Dr. Khalil Gibran Muhammad is a professor of history, race and public policy at Harvard Kennedy School, and formerly the Director of the Schomburg Center for Research in Black Culture, one of the world’s leading research facilities dedicated to the history of the African diaspora.
Prior to joining the Schomburg Center in 2011, Dr. Muhammad was an assistant professor of history at Indiana University for five years. While there, he wrote the book The Condemnation of Blackness: Race, Crime and the Making of Modern Urban America, in which he explored the roots of the popular conception of black criminality in America. Prior to his time working as a professor, Muhammad completed a fellowship at the Vera Institute of Justice, a nonprofit criminal justice reform agency in New York City. Recently, he wrote an op-ed about the Trayvon Martin case for The New York Times .
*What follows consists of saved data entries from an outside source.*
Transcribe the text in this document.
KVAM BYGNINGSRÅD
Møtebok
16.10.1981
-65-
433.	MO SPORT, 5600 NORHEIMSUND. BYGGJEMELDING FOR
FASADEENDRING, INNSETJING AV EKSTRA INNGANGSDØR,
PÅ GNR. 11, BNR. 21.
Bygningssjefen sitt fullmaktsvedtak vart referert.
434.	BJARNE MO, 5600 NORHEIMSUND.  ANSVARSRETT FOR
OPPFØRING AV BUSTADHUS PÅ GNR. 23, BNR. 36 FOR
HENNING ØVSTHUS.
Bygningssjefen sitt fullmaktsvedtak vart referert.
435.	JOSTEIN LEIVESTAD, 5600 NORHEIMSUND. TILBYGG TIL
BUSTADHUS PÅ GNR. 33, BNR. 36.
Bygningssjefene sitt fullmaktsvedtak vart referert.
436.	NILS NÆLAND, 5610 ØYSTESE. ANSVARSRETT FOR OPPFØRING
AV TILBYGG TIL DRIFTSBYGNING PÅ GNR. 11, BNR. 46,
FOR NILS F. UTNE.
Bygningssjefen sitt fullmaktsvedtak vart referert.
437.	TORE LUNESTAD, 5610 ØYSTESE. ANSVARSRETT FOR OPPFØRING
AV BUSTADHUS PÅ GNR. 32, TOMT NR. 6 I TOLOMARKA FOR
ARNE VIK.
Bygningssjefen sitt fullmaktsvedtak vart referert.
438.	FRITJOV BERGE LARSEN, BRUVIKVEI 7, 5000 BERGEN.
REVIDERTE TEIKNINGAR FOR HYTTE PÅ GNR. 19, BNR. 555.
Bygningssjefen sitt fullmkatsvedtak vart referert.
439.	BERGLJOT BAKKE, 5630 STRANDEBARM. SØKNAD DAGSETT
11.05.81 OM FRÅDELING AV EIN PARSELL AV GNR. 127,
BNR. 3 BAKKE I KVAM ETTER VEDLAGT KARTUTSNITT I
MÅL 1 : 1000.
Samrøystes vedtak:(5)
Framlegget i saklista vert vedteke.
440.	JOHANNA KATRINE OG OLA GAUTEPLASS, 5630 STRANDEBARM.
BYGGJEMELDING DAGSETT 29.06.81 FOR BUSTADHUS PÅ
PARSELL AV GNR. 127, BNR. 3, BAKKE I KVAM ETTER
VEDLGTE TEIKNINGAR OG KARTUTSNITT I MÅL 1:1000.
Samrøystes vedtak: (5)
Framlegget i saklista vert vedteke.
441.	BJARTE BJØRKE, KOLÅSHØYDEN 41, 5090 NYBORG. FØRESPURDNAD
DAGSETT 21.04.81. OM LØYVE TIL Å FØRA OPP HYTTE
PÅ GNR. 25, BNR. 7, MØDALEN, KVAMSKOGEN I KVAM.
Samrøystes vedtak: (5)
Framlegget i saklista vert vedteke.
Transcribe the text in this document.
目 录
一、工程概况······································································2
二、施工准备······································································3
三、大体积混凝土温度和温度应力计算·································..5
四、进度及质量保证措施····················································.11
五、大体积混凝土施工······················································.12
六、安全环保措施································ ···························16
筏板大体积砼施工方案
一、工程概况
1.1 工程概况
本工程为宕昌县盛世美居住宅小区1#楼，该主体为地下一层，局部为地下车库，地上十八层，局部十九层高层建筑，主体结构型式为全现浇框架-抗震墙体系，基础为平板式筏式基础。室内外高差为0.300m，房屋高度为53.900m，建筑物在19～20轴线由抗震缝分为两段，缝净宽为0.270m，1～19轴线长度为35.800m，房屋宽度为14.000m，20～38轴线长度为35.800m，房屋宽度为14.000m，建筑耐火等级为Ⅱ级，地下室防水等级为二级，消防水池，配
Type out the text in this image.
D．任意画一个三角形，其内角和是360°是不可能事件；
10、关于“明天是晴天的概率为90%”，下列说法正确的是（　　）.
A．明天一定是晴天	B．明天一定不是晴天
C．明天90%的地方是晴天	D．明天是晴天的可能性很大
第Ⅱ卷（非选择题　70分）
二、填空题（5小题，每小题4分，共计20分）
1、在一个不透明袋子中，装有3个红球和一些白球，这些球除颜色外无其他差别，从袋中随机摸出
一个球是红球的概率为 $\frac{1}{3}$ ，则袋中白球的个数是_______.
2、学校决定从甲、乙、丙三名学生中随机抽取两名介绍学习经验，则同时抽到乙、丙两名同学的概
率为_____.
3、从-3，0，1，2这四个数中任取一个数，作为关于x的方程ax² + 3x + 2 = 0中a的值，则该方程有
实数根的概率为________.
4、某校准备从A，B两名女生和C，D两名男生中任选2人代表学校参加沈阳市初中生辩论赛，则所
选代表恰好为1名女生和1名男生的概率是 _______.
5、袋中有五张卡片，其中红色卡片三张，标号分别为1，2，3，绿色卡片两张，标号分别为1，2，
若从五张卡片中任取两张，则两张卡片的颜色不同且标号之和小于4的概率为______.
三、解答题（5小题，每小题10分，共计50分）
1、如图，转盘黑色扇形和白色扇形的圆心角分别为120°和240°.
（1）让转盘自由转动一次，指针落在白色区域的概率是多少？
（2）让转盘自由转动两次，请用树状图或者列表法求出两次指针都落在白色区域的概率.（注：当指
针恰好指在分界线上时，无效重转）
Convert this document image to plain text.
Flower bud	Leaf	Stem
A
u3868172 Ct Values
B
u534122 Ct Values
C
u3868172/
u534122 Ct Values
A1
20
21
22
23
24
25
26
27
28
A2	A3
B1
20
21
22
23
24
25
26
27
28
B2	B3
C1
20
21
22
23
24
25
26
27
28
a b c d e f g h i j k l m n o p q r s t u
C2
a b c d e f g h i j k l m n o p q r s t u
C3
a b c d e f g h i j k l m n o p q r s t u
Khalil Muhammad is a native of Chicago’s South Side. He graduated from the University of Pennsylvania with a Bachelor’s degree in economics. After college, he worked for a time at the financial advisory firm Deloitte & Touche LLP. In 2004 he earned his Ph.D. in American history from Rutgers University, specializing in 20th century and African-American history. Muhammad is the great-grandson of Elijah Muhammad, and son of Ozier Muhammad, a Pulitzer Prize-winning New York Times photographer.